The month of February has so far been extremely ruff on me. The crippling tiredness that pops up every now and then with my illness hit me hard two weeks ago. I’m usually feeling more tired during this part of the year as my joint issues tend to be more active and thus the tiredness shows up. As I’ve felt pretty good though despite a problematic hip I didn’t think much about it until suddenly… boom… I can’t seem to sleep enough. Being woken up by the alarm clock in the morning is just so stressful. I’m in bed by 8 pm some evenings and I’m still so tired at 6 am the next morning that I barely can get out of bed. I force myself to do it of course and somehow I’m able to work my 8 hours a day. Some days I’m so tired I keep wondering where my brain cells are. 🙂 Luckily work keeps me awake and busy but once I get home I barely want to do anything. Best days of the week is undoubtedly Saturday and Sunday morning when I can sleep in. I can’t wait until this tiredness is gone. I seriously dislike the tiredness, in fact I much rather have pain in my joints.

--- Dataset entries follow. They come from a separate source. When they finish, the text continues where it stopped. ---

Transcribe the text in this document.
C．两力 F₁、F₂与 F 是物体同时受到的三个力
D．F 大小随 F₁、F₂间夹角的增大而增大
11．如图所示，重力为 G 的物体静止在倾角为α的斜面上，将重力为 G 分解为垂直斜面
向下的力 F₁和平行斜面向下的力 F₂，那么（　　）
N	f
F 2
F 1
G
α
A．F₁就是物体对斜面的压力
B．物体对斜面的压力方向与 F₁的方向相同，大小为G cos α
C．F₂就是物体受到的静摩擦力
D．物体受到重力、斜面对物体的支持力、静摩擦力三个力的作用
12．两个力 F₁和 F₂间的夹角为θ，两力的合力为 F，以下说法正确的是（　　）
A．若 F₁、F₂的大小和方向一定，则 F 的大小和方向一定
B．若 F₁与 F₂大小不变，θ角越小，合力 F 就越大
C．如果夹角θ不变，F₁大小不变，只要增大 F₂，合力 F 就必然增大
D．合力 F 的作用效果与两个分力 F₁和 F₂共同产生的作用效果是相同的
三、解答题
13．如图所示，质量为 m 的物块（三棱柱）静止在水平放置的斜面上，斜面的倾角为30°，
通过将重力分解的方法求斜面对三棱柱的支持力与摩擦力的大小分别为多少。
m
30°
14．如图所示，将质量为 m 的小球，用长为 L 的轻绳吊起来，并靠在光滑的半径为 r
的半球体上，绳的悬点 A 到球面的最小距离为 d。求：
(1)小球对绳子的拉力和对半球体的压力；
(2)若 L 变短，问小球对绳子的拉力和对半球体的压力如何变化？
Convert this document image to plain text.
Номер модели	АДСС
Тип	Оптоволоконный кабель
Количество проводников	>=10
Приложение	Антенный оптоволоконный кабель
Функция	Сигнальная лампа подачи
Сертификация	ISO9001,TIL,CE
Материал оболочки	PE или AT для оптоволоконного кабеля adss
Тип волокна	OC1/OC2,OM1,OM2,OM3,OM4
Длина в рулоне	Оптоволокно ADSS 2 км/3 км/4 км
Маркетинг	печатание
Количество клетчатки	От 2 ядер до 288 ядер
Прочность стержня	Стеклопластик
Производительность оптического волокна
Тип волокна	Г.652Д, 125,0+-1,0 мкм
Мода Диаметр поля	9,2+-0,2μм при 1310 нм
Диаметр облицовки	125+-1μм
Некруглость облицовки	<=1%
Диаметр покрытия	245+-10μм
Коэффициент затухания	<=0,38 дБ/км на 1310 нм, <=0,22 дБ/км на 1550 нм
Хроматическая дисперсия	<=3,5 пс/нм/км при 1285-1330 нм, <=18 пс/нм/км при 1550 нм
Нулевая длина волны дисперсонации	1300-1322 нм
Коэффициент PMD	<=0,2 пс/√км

To make matter worse my eye inflammation is back despite me being on the preventative cortisone eye drops for a month now. When I went to the ophthalmologists (fancier word for eye doctor 🙂 ) a few days ago I was told to call the hospital and have a talk about my medication with my rheumatologist. My regular rheumatologist is off duty until I don’t know when but I got an appointment with another doctor in two weeks. I’m really not looking forward to start talking medications again. I’ve felt so good for so long with the medications I have now and there are certain drugs (read methotrexate) I wish I didn’t have to think about taking again. I’ve been without it for 1,5 years now and I’ve felt so good. I seriously hope the doctor comes up with another solution.
Now I’m off to bed soon at the time is just barely 6.30 pm. I need to be at the airport at 5 am tomorrow morning so that means my alarm clock rings at 3.30 am. Yikes! I’m going to be so tired tomorrow! Luckily I have 2 hours I can sleep on the airplane. I’m going to Germany on a business trip for a few days.